29
Oktober


          Lubang di dinding itu terlalu kecil untuk di masuki dua orang. Sehingga Pak Gaspar yang membawa obor berjalan terlebih dahulu. Nyala api obor memperlihatkan terowongan berukir indah dan berpotongan sama seperti bingkai ukiran naga Hydor—pantas saja raja yang kelebihan berat badan itu kesulitan melewatinya. Jalanan sepanjang terowongan panjang itu menurun cukup landai, hingga sekitar satu tingkat di bawah permukaan lantai perpustakaan istana. Ujung terowongan pun mulai terlihat. Keluar dari terowongan, sebuah ruangan luas dengan aura mistis yang berpendar kebiruan terlihat. Perkamen-perkamen dan buku-buku bertumpuk di rak yang mengelilingi ruangan. Bagian atap berbentuk kubah menakjubkan dengan ukiran garis-garis rumit dan di beberapa titik pertemuan garis terdapat batu safir biru. Di tengah ruangan, terdapat batu besar dengan permukaan datar yang halus dan tinggi menyamai pinggangku. Batu itu cekung ke dalam dan terisi air. Aku dan Pak Gaspar mendekati batu itu. Di dasar kolam batu tersebut, terdapat sebuah batu dengan bentuk tidak beraturan yang berwarna kuning gelap, tak bercahaya. Kontras terlihat di dasar air jernih yang bersinar sedikit keperakan.

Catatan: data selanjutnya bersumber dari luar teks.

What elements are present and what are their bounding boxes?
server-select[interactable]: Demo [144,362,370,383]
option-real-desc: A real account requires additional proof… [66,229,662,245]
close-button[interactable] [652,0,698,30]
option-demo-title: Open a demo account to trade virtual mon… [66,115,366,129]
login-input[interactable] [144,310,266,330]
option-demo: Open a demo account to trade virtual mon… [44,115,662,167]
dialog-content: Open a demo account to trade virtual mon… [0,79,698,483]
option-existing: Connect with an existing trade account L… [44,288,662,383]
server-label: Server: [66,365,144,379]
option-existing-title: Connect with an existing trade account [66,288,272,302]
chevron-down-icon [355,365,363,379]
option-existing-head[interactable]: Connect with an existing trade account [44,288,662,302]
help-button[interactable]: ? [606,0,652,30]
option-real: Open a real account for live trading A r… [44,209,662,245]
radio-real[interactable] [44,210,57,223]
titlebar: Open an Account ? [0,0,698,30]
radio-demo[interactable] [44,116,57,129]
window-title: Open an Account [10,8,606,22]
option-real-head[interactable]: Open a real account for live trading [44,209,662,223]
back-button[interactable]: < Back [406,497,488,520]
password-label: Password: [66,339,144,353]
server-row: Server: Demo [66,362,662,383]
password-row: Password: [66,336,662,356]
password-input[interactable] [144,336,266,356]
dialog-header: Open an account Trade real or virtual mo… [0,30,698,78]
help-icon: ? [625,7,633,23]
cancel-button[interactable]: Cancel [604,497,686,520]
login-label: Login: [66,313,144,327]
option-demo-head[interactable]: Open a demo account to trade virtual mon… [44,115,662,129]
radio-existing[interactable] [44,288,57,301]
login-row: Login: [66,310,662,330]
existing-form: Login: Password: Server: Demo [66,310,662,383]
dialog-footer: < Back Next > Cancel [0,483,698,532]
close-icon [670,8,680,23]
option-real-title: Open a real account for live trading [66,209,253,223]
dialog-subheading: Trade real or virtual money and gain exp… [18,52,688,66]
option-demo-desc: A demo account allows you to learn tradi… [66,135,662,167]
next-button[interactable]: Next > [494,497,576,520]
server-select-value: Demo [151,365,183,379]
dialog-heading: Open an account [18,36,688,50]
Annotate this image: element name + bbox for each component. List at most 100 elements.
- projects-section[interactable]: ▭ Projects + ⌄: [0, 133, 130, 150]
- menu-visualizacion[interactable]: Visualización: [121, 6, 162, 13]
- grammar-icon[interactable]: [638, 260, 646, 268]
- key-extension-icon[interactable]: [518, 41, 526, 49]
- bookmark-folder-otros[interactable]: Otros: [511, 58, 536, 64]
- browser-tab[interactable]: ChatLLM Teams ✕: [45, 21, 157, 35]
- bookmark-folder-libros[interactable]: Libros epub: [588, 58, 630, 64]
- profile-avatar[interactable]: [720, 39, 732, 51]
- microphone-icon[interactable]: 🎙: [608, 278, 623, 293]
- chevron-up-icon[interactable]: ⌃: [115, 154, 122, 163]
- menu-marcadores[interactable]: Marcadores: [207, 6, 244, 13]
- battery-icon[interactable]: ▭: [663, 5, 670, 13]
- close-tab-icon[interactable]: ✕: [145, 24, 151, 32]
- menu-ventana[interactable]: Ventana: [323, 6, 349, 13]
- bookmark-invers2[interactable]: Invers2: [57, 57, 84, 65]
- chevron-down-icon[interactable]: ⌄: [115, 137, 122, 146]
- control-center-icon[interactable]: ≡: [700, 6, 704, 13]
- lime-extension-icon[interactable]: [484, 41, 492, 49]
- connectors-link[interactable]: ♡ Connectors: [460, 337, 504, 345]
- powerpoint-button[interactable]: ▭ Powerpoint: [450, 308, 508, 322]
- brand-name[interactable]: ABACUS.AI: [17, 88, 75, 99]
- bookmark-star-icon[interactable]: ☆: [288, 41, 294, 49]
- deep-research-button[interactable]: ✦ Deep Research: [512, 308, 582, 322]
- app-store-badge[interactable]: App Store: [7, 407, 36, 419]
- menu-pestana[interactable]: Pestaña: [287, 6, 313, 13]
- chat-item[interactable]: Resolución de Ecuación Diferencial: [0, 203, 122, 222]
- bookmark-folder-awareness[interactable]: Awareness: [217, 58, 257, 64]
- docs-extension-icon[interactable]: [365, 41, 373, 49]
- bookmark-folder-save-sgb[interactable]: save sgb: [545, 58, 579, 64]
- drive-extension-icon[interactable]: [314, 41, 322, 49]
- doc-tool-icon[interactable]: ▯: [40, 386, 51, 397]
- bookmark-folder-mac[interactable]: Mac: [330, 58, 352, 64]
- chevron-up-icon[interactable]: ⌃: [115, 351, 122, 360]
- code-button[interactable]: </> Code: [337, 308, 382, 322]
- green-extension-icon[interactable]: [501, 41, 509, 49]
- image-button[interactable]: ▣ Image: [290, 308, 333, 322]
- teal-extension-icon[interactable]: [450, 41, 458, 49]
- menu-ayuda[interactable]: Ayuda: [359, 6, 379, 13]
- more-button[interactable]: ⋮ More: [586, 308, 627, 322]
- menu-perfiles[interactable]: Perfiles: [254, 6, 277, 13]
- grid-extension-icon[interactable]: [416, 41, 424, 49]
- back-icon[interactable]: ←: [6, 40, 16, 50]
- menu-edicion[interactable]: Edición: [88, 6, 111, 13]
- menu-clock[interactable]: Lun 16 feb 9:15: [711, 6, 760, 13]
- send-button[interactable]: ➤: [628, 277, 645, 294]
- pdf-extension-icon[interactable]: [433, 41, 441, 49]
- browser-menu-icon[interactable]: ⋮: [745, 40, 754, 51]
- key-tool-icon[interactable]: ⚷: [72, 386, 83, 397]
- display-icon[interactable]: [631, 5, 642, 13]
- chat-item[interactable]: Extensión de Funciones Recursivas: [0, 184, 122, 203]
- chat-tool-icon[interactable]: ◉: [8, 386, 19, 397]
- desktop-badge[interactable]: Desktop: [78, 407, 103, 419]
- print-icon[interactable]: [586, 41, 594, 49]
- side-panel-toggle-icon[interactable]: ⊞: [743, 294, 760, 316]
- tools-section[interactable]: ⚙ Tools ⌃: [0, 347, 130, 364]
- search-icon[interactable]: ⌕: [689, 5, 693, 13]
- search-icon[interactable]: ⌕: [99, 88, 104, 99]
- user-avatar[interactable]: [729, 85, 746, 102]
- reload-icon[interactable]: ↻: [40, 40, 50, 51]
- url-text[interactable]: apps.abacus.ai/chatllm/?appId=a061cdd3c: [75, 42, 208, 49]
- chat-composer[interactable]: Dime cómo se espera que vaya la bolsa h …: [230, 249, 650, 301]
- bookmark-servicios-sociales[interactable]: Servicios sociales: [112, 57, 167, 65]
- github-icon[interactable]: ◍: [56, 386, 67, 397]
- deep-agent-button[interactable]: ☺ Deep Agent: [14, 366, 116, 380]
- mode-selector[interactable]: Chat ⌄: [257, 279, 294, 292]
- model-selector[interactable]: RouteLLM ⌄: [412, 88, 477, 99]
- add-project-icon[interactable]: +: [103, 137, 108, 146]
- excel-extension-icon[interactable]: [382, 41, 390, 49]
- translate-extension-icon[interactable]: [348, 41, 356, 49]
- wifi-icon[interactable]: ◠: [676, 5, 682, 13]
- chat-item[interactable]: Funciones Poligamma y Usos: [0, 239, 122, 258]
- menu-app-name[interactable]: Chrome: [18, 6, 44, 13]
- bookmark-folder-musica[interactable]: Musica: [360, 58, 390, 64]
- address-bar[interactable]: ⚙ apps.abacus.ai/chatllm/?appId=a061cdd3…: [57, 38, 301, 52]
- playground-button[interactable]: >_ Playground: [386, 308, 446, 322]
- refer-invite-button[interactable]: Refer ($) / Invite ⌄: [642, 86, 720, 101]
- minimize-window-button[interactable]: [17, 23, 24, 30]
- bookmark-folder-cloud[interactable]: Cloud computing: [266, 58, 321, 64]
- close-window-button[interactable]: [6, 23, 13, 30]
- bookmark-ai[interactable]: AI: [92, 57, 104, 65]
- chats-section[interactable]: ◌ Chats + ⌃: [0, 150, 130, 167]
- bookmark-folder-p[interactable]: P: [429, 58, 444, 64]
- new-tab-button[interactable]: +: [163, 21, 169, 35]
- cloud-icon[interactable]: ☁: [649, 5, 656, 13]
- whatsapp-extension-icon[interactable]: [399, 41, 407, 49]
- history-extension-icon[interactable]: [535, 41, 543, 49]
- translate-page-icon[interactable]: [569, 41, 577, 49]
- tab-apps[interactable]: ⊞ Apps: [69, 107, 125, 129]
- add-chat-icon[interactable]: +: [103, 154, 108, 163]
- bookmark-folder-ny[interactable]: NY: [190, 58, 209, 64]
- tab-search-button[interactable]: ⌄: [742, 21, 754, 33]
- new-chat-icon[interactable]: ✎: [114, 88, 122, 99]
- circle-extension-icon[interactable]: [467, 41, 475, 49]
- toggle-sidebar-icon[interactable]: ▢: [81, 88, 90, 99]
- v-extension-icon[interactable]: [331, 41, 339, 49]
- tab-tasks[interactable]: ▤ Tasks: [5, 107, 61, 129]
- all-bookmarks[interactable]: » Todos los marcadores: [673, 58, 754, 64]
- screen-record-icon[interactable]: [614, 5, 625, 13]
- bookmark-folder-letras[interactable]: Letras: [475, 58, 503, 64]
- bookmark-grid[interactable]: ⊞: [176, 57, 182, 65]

            “Rasanya aku pernah baca tentang ini,” ungkapku memecah kesunyian. “Bahkan batu safir bercahaya di tengah kegelapan oleh air ini. Tapi batu kuning itu tetap kusam dan gelap. Itu adalah batu…”
            “Batu Oyra—batu yang hanya akan bersinar setiap 500 tahun,” potong Pak Gaspar.
            “Dan air ini… air apa?” aku memasukkan tanganku ke dalam kolam batu itu lalu menariknya dengan cepat. Rasanya seperti ditusuk seribu jarum.
            Pak Gaspar terkekeh. “Sentuhannya tidak seindah penampilannya bukan?” Pak Gaspar mengangkat tongkat berjalannya dan memasukkannya ke air, berusaha mendorong batu tersebut naik ke pinggir kolam.
            “Lalu papan konstelasi yang dibuat oleh raja merupakan penyederhanaan konstelasi dari ukiran langit-langit ruangan ini?” ujarku sambil mengadah ke langit-kangit. Ukiran yang detail dari alur bintang-bintang yang luar biasa. Namun, ada yang menarik perhatianku. Beberapa batu safir yang tadi bercahaya tiba-tiba meredup cahayanya. Lalu, kulirik Pak Gaspar yang berhasil mengeluarkan batu Oyra. Aku kembali mengadah ke langit-langit. Tiba-tiba pandanganku tertutup oleh tabir kuning gelap yang berisi dua cahaya biru. Pak Gaspar mendekatkan batu Oyra tepat di depan mataku dan menariknya kembali.
            “Disebut juga batu ramalan jika disatukan dengan safir biru,” lanjut Pak Gaspar.
            “Tapi apa yang diramalkan?” tanyaku.
            “Lihat lebih seksama pada tiap batu safir. Ada tulisan mengelilinginya,” jawab Pak Gaspar menunjuk dua batu safir yang tetap bercahaya setelah batu Oyra di keluarkan dari air.
            Pak Gaspar mengangkat lebih tinggi obor yang dipegangnya. Aku menyipitkan mata berusaha membaca.